Molte le domande: perché molti cittadini europei e molte delle forze politiche che ne esprimono gli orientamenti faticano oggi a riconoscere l’Europa come “Casa comune”, che ci appartiene e alla quale noi stessi apparteniamo? Il processo di integrazione europea è sempre stato altalenante tra una prospettiva federale ed una, più debole, tendente alla Confederazione: come mai? Come mai già De Gaulle, anticipando gli odierni “sovranisti” parlava di un’“Europa delle Patrie”? Perché neppure l’introduzione della moneta unica ha favorito l’integrazione?

Anche il recente dibattito che ha preceduto le elezioni del 26 maggio, forse le più drammatiche e difficili dal 1979, ha confermato che il nodo fondamentale, che ha reso difficoltoso il processo di vera integrazione degli Stati dell’Unione Europea, è di natura culturale. Come mai non riesce a decollare una politica comune tra gli Stati membri? Buttiglione lo ha confermato: dopo l’avvio pieno di speranza negli anni 50, con il passar del tempo il discorso politico si è impoverito e l’assenza della Politica ha facilitato l’affermarsi di un peso preponderante dell’apparato burocratico. Momenti di rilancio del progetto culturale sono stati il 78 e l’82. Il 1978 vide l’elezione del Papa Polacco, grande teorico dell’Europa unita, capace di respirare con “due polmoni”, quello occidentale e quello dell’Est europeo: due tradizioni diverse che ben si affiatavano per sostenere un progetto unitario, cosa che alimentò molte speranze e sostenne il tentativo di Helmut Khol, nominato cancelliere tedesco nel 1982, che ebbe il coraggio di sostenere i costi dell’unificazione delle due Germanie dopo il crollo del Muro di Berlino.
Poi la Politica cominciò di nuovo a traccheggiare e prevalse ancora la burocrazia.

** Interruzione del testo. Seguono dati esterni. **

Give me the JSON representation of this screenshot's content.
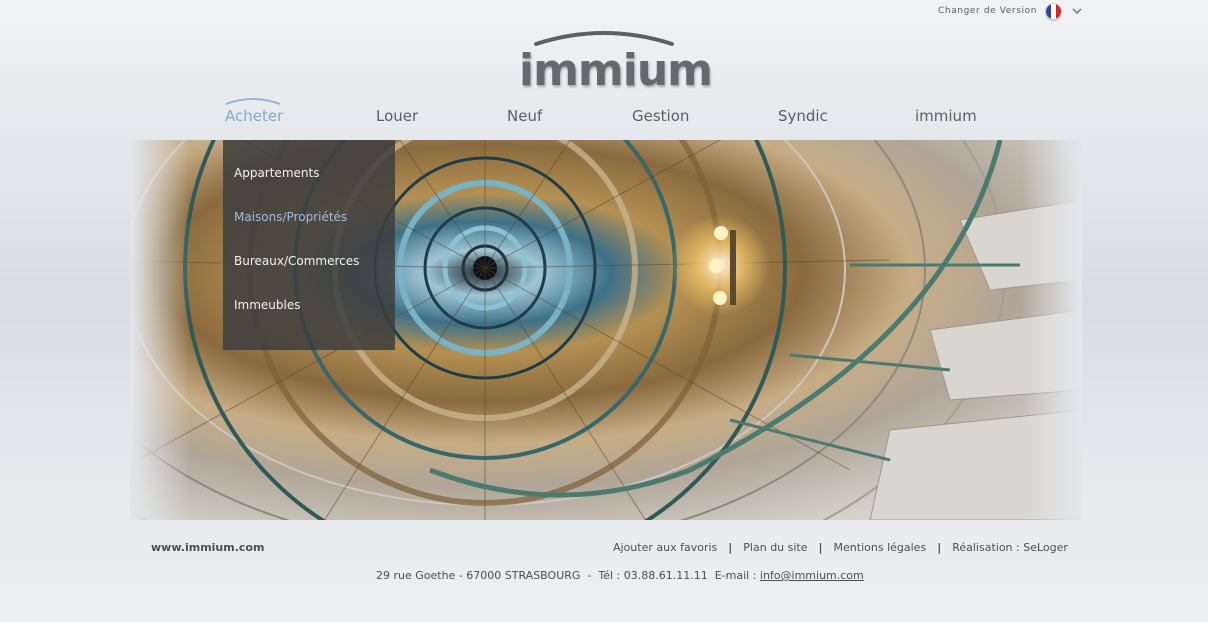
{
  "version_switcher": {
    "label": "Changer de Version",
    "flag_icon": "france-flag-icon",
    "chevron_icon": "chevron-down-icon"
  },
  "logo": {
    "text": "immium"
  },
  "nav": {
    "items": [
      {
        "label": "Acheter",
        "active": true
      },
      {
        "label": "Louer"
      },
      {
        "label": "Neuf"
      },
      {
        "label": "Gestion"
      },
      {
        "label": "Syndic"
      },
      {
        "label": "immium"
      }
    ]
  },
  "dropdown": {
    "items": [
      {
        "label": "Appartements"
      },
      {
        "label": "Maisons/Propriétés",
        "active": true
      },
      {
        "label": "Bureaux/Commerces"
      },
      {
        "label": "Immeubles"
      }
    ]
  },
  "footer": {
    "site": "www.immium.com",
    "links": [
      "Ajouter aux favoris",
      "Plan du site",
      "Mentions légales",
      "Réalisation : SeLoger"
    ],
    "separator": "|",
    "address_prefix": "29 rue Goethe - 67000 STRASBOURG  -  Tél : 03.88.61.11.11  E-mail : ",
    "email": "info@immium.com"
  },
  "colors": {
    "accent": "#86a8d0",
    "nav_text": "#5b5f64",
    "dropdown_bg": "#3e3e3e"
  }
}
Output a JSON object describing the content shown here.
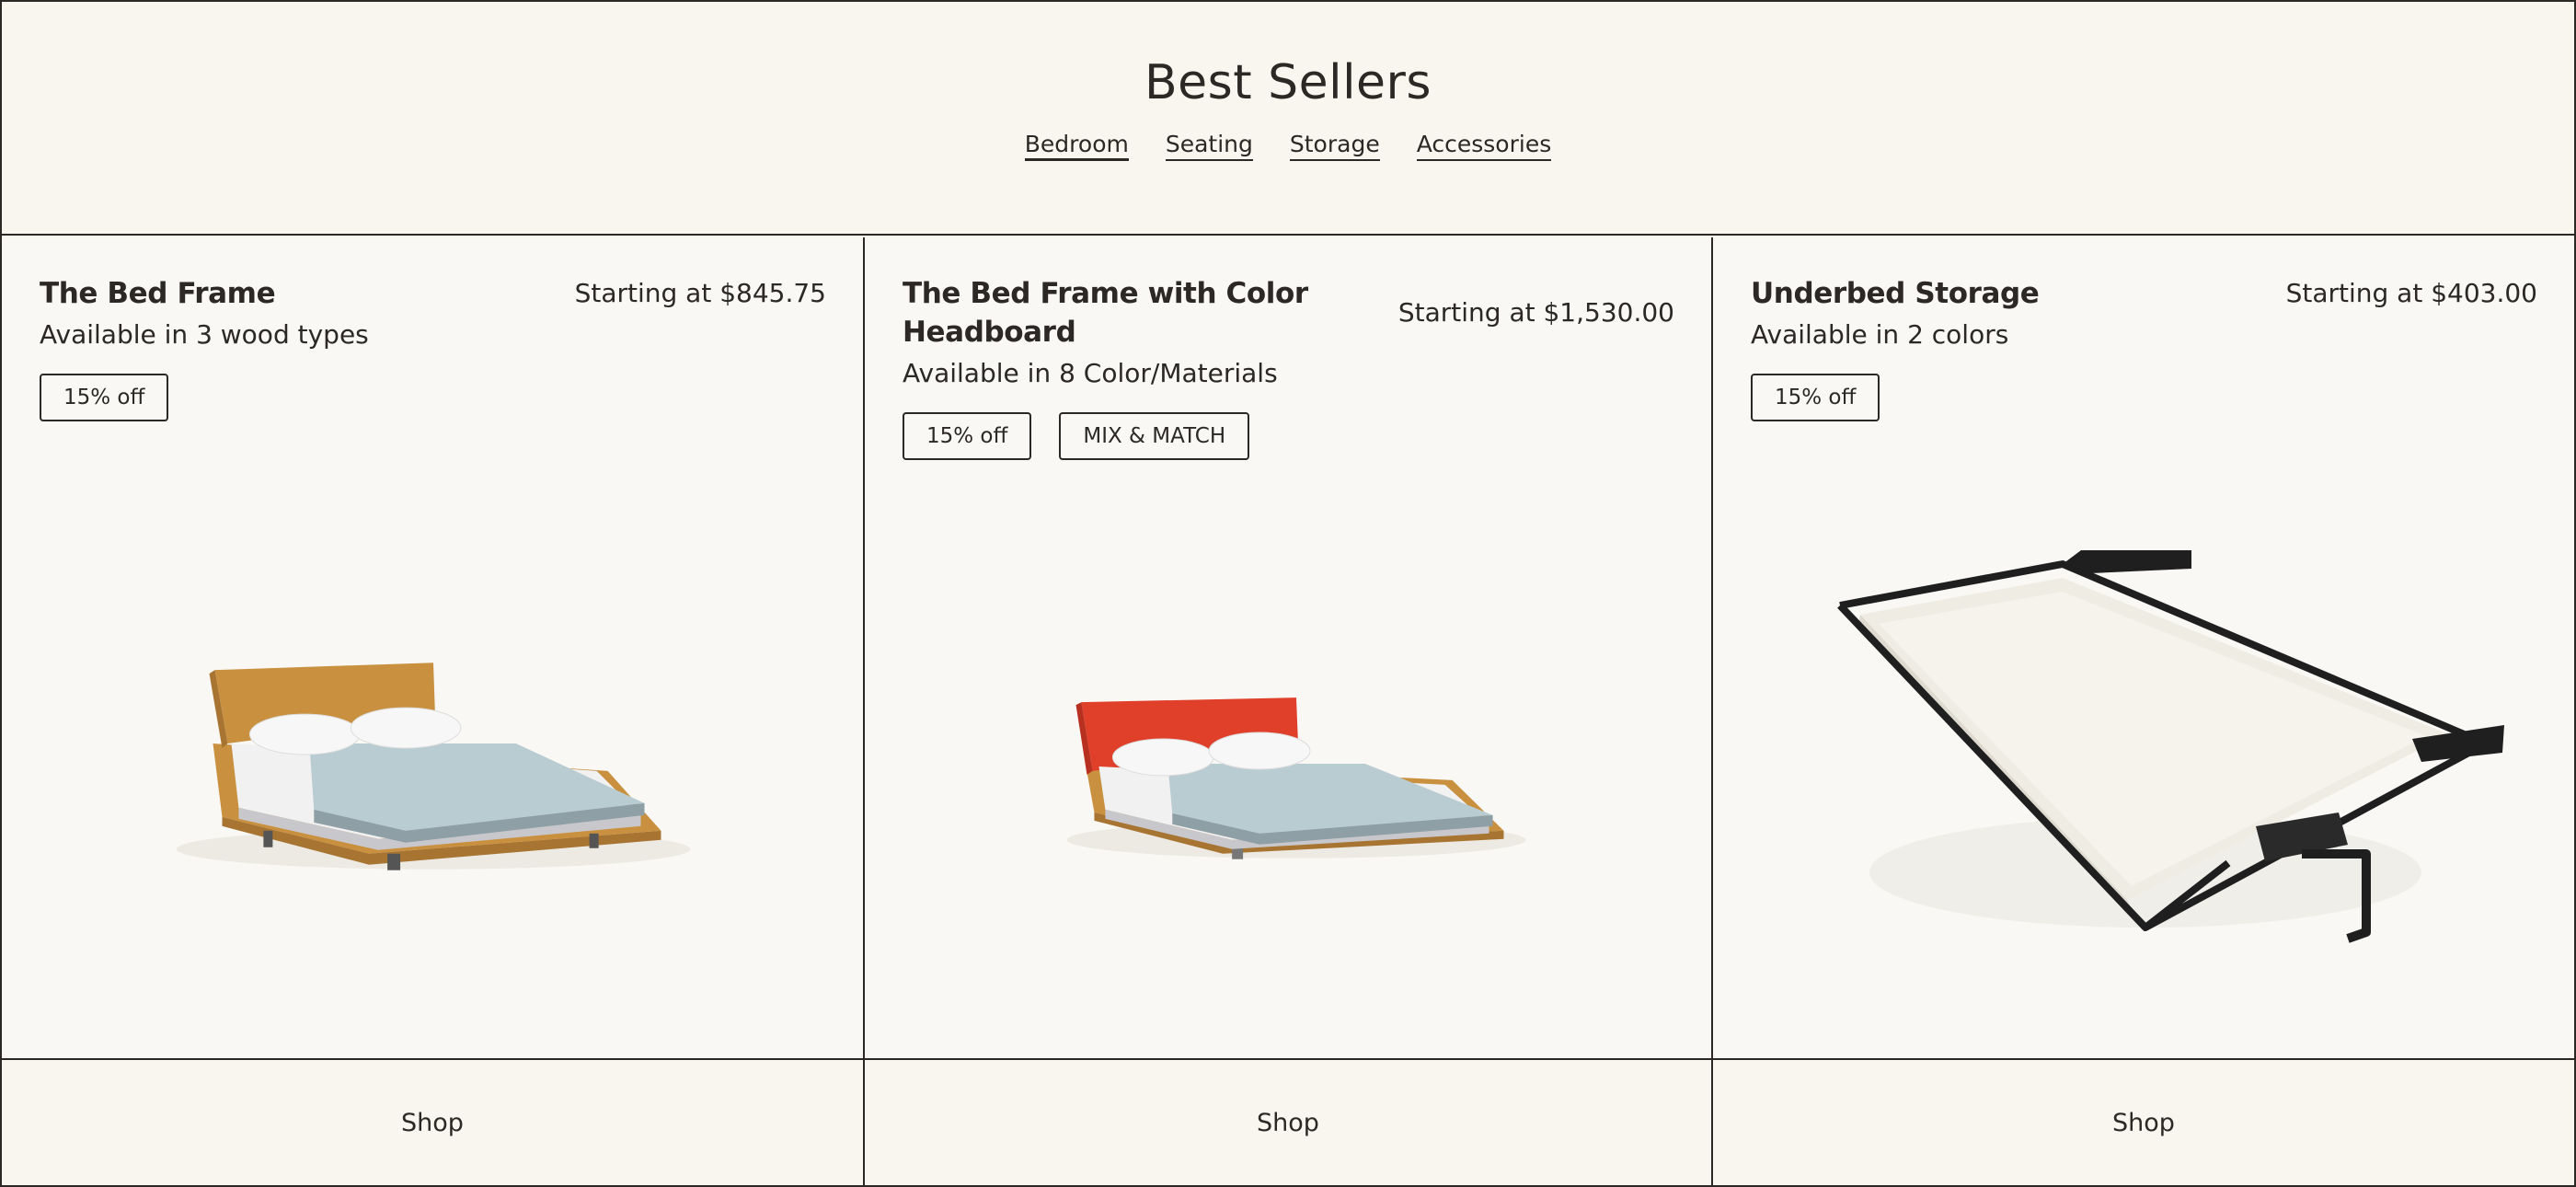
{
  "header": {
    "title": "Best Sellers",
    "tabs": [
      {
        "label": "Bedroom",
        "active": true
      },
      {
        "label": "Seating",
        "active": false
      },
      {
        "label": "Storage",
        "active": false
      },
      {
        "label": "Accessories",
        "active": false
      }
    ]
  },
  "products": [
    {
      "title": "The Bed Frame",
      "price": "Starting at $845.75",
      "subtitle": "Available in 3 wood types",
      "badges": [
        "15% off"
      ],
      "image": "bed-frame-wood-image",
      "shop_label": "Shop"
    },
    {
      "title": "The Bed Frame with Color Headboard",
      "price": "Starting at $1,530.00",
      "subtitle": "Available in 8 Color/Materials",
      "badges": [
        "15% off",
        "MIX & MATCH"
      ],
      "image": "bed-frame-red-headboard-image",
      "shop_label": "Shop"
    },
    {
      "title": "Underbed Storage",
      "price": "Starting at $403.00",
      "subtitle": "Available in 2 colors",
      "badges": [
        "15% off"
      ],
      "image": "underbed-storage-tray-image",
      "shop_label": "Shop"
    }
  ],
  "colors": {
    "background": "#f8f6ef",
    "card": "#f9f8f5",
    "ink": "#2b2825",
    "wood": "#c9913f",
    "headboard_red": "#e0402a",
    "bedding_blue": "#b9ccd1",
    "storage_frame": "#1f1f1f",
    "storage_tray": "#efece4"
  }
}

Che fare? Secondo Buttiglione occorre rilanciare la spinta ideale e la cultura dei doveri (non solo quella dei diritti!); soprattutto occorre dare voce ai popoli! Buttiglione “sovranista”? No assolutamente, ma ben consapevole che occorre dare voce ai Popoli dell’Europa, perché ciascuno capisca che per essere veri Europei occorre essere veri Francesi, veri Italiani, veri Tedeschi, veri Polacchi…. Insomma: occorre rilanciare il discorso delle “radici cristiane”, che fu tanto caro a San Giovanni Paolo II e che fu ivece – salvo poche eccezioni – sempre inviso al laicismo strisciante delle classi dirigenti e intellettuali europee. Grande potrà essere in quest’ottica il ruolo della cristianità, se saprà capire questo Pontefice Argentino, così capace di entrare in sintonia con le aspirazioni dei Popoli Europei e dei Popoli di ogni continente.

Buttiglione ha un progetto impegnativo sul piano culturale: venuto a Gallarate di ritorno dalla Polonia, in questi giorni sta “pellegrinando” ancora tra Spagna, Polonia, Germania, Messico e Argentina per tessere una trama di rapporti tra alcune Università di prestigio. Perché si avvii un progetto culturale di approfondimento della storia e della tradizione dei Popoli, aiutandoli diventare soggetti attivi e protagonisti di un processo di integrazione e di pace

Il sovranismo ha vinto in Italia, ma non in Europa: questo strano continente che nessuno, venendo da Marte, saprebbe riconoscere perché geograficamente è solo una piccola appendice dell’Asia, è salvo. Il nostro è un continente “culturale”, il più piccolo dei continenti,, ma quello che ha influito più di tutti sulla vita, sulla storia, sulla cultura di tutti gli altri. Siamo un continente piccolo, ma con tante lingue, tante tradizioni e tante storie diverse: tante, tantissime diversità, eppure abbiamo una cultura che ha radici comuni, quelle radici greco romane sulle quali 2000 anni fa si è innestata la tradizione ebraico cristiana. Forse abbiamo ancora qualcosa da dire a questo nostro mondo inquieto, pieno di tensioni e di contraddizioni e tanto desideroso di pace e di vera fraternità.